Verdir l’économie reste un défi de taille
San Francisco devient ce mercredi et pour trois jours la capitale mondiale de la lutte contre le changement climatique. Le Sommet mondial pour l’action climatique y réunit jusqu’à vendredi entreprises, investisseurs et ONG – bref, tous les acteurs non étatiques qui sont engagés contre les émissions de gaz à effet de serre. Cette manifestation sera l’occasion d’annoncer de nouvelles mesures en faveur du climat. Elle ouvre une séquence politique qui culminera en décembre avec la COP24 organisée à Katowice, en Pologne.
Il serait certes tentant de ne voir dans le sommet de San Francisco qu’une grand-messe de plus, prétexte à des déclarations d’intention sans effet.
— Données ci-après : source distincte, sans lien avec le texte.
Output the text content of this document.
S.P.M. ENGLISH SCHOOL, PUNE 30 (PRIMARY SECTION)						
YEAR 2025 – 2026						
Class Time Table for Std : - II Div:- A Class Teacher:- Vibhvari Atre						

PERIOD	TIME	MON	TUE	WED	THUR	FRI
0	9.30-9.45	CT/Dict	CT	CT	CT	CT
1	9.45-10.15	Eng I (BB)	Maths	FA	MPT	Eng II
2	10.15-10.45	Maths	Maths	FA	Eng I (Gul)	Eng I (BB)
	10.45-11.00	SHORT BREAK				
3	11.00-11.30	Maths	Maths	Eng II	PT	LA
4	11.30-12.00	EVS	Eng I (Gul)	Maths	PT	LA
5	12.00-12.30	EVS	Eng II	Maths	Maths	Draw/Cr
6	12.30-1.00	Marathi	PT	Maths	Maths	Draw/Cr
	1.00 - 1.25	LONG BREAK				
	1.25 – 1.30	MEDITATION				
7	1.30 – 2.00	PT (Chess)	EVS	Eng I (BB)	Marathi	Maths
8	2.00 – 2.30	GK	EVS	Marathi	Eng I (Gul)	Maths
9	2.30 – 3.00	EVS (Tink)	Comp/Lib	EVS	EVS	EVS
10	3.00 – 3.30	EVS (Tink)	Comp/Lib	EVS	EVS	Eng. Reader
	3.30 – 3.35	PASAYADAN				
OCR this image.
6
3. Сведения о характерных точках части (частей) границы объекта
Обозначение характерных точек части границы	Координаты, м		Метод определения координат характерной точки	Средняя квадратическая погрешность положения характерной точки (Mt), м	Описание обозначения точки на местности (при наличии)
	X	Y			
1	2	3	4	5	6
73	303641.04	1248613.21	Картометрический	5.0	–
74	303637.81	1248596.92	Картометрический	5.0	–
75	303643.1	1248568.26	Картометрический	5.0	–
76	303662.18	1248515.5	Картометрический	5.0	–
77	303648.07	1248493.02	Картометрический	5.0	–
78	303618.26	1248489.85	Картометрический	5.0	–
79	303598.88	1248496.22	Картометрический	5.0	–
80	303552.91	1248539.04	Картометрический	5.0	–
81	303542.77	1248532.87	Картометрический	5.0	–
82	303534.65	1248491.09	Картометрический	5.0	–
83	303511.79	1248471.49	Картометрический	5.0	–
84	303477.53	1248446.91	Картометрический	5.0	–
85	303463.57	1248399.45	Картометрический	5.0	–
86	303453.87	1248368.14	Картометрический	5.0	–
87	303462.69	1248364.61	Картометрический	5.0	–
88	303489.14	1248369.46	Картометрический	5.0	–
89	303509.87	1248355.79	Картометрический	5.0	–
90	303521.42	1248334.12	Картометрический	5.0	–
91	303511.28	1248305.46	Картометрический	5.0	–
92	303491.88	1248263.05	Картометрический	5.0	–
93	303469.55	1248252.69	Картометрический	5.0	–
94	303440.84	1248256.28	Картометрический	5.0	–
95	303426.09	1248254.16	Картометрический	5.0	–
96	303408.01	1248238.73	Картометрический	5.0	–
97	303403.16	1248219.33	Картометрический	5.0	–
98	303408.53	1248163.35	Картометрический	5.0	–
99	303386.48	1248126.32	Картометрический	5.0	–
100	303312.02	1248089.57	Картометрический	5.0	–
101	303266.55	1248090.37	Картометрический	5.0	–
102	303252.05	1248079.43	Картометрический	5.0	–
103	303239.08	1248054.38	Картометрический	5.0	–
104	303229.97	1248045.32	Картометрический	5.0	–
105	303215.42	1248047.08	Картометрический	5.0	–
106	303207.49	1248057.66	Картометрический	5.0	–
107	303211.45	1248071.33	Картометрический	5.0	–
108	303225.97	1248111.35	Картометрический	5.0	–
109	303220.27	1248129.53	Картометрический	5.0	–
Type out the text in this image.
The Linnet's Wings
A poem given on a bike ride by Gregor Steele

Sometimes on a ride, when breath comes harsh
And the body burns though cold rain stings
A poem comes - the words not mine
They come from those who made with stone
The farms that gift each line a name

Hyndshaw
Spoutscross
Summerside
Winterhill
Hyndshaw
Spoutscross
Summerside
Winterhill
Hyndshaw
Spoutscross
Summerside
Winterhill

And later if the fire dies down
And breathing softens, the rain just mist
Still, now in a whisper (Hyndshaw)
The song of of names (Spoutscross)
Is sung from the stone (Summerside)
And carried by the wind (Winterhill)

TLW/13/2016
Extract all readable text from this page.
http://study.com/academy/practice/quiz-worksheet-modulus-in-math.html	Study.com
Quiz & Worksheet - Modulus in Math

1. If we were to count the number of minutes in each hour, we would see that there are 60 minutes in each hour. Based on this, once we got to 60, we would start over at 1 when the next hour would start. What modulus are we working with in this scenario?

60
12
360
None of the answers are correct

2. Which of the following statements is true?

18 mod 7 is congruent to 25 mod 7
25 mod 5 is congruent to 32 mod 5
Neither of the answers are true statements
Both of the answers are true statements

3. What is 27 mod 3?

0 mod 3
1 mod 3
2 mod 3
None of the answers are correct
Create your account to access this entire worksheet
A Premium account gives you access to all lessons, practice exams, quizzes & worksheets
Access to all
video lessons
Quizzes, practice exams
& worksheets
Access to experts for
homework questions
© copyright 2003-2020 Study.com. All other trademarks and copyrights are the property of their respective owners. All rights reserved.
L’engagement pris il y a trois ans à Paris lors de la COP21, visant à limiter à moins de 2 degrés le réchauffement climatique d’ici à la fin du siècle, apparaît de plus en plus hors de portée. Les acteurs de la finance ont encore fort à faire, même s’ils multiplient les annonces favorables. Une étude publiée cette semaine montre ainsi que les fonds de pension publics n’ont même pas investi 1% de leur portefeuille dans des actifs dits « bas carbone ». La plupart des grands réassureurs continuent, eux, à couvrir tous les risques des producteurs de charbon alors même que les grands assureurs mondiaux replient la voilure dans ce secteur.
L’action politique n’est pas non plus à la hauteur de l’enjeu. C’est notamment le cas de la France, qui se veut pourtant à l’avant-garde du combat. Les émissions de CO2 repartent à la hausse depuis trois ans dans notre pays, alors qu’elles devraient baisser de 5% par an afin de respecter l’objectif « 2 degrés ». De ce point de vue, le projet de loi Pacte ne contient pas de mesure phare pour verdir l’économie et l’investissement public. Une anomalie que deux amendements de la majorité s’efforcent de corriger en fléchant l’épargne des ménages en direction des fonds « verts ». Il en faudra davantage pour faire dévier de leur trajectoire les émissions de CO2.